September 5, 2008 -- Jewish Community Center San Francisco

Mark Foehringer's lucky 13th season brought a pair of well thought-out works to the Jewish Community Center's Kanbar Hall stage last weekend. With last year's "In Fugue" making an encore and the world preview of "Entrelazo," Foehringer shook things up, albeit with the help of plate tectonics.

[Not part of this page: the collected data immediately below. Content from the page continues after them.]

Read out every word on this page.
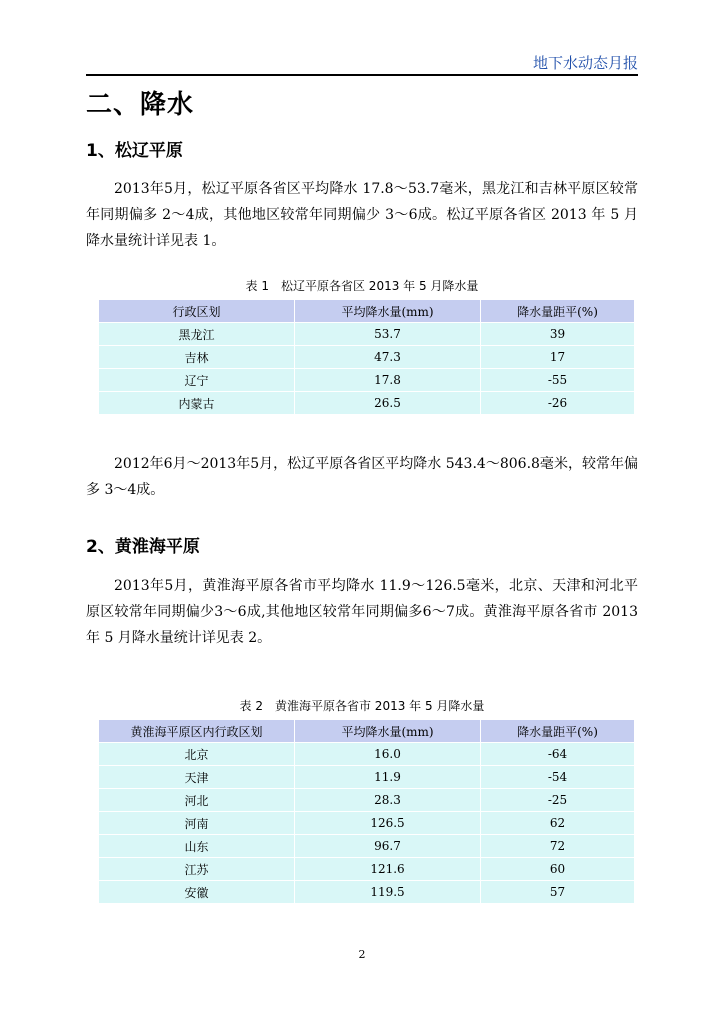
地下水动态月报
二、降水
1、松辽平原
2013年5月，松辽平原各省区平均降水 17.8～53.7毫米，黑龙江和吉林平原区较常年同期偏多 2～4成，其他地区较常年同期偏少 3～6成。松辽平原各省区 2013 年 5 月降水量统计详见表 1。
表 1　松辽平原各省区 2013 年 5 月降水量
行政区划	平均降水量(mm)	降水量距平(%)
黑龙江	53.7	39
吉林	47.3	17
辽宁	17.8	-55
内蒙古	26.5	-26
2012年6月～2013年5月，松辽平原各省区平均降水 543.4～806.8毫米，较常年偏多 3～4成。
2、黄淮海平原
2013年5月，黄淮海平原各省市平均降水 11.9～126.5毫米，北京、天津和河北平原区较常年同期偏少3～6成,其他地区较常年同期偏多6～7成。黄淮海平原各省市 2013 年 5 月降水量统计详见表 2。
表 2　黄淮海平原各省市 2013 年 5 月降水量
黄淮海平原区内行政区划	平均降水量(mm)	降水量距平(%)
北京	16.0	-64
天津	11.9	-54
河北	28.3	-25
河南	126.5	62
山东	96.7	72
江苏	121.6	60
安徽	119.5	57
2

"In Fugue" centered on release and continuous circles, both in Jack Perla’s score as well as in the movement on stage. The seven dancers focused on a point at the back of the stage and then broke off, pairing up or moving in groups, highlighting different rhythms and sections of the music with pop. Plies sprung into grandiose sissones and segued through to short, buoyant lifts, all while maintaining the calming rhythm of children happily bouncing on a trampoline. Marina Fukushima, a lovely and introspective dancer, moved well and had a nice spring to her step as she flowed through her solo work, and the remaining dancers were also strong, including local favorite, former ODC dancer Brandon “Private” Freeman.

Even with the minor earthquake rumbling our seats, “Entrelazo” caused a lovely stir. Inspired during his time in Peru, Foehringer’s choreography springs from ideas of faith and worship, but goes farther in addressing our inter-relatedness on those around us. Dressed in ocean blue dresses and pants, the nine dancers swept from wing to wing, becoming (intentionally) entangled in white stretchy fabric and providing images racing across the stage of longitude and latitude as well as more abstract divides like race, religion, ethnicity, and beliefs.

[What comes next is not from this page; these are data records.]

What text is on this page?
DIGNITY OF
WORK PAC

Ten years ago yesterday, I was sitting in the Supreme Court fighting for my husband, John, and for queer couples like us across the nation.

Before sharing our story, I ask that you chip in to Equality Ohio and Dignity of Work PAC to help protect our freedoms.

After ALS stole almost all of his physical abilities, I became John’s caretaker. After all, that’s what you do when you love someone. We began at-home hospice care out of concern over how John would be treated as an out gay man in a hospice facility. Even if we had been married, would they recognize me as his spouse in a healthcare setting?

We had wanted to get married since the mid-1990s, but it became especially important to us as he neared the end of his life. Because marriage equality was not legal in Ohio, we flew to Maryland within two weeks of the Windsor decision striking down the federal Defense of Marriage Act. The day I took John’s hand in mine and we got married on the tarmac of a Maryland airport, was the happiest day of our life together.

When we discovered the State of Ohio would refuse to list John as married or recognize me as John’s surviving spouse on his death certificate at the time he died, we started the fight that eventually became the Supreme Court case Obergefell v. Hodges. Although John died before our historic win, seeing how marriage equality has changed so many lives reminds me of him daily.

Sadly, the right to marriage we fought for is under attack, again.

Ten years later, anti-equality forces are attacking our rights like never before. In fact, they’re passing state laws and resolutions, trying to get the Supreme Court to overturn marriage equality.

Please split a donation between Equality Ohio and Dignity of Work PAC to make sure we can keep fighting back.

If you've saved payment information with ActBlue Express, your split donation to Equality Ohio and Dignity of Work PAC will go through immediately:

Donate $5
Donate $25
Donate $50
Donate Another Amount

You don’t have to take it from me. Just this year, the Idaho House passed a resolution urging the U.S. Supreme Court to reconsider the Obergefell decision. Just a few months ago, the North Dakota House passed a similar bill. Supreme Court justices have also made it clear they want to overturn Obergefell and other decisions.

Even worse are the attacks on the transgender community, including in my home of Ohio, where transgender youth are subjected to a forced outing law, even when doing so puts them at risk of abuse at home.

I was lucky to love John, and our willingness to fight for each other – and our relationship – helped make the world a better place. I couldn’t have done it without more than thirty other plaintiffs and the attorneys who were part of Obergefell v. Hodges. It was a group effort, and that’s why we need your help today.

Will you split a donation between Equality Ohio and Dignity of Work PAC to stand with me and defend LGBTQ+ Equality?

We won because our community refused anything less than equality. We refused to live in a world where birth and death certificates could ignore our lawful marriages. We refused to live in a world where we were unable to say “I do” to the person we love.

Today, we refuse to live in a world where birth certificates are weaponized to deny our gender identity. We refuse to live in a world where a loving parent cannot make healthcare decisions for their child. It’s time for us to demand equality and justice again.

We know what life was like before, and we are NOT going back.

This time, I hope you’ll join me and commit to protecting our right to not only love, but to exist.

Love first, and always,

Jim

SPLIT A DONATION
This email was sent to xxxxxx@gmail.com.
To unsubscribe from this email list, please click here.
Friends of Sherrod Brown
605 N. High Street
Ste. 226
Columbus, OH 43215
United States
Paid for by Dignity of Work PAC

Tina Kay Bohnstedt stretched her limbs wide, beautifully creating geometric shapes with her body while bending about; really, Bohnstedt could simply plie, and many would stare in awe. She mesmerizes that easily. But the music – Arvo Part’s choral “Miserere” – was big with its building crescendos and pounding tones, and seemed too large a scale for Foehringer’s undertaking. Foehringer excels at the silent solos and delicate duets, but a cast of nine combined with such an emotionally vast score may not be the appropriate combination for his personalized choreography.

While “In Fugue” put on a cute, quirky front, “Entrelazo” showed Foehringer’s solemn side. I look forward to seeing more of his work to come.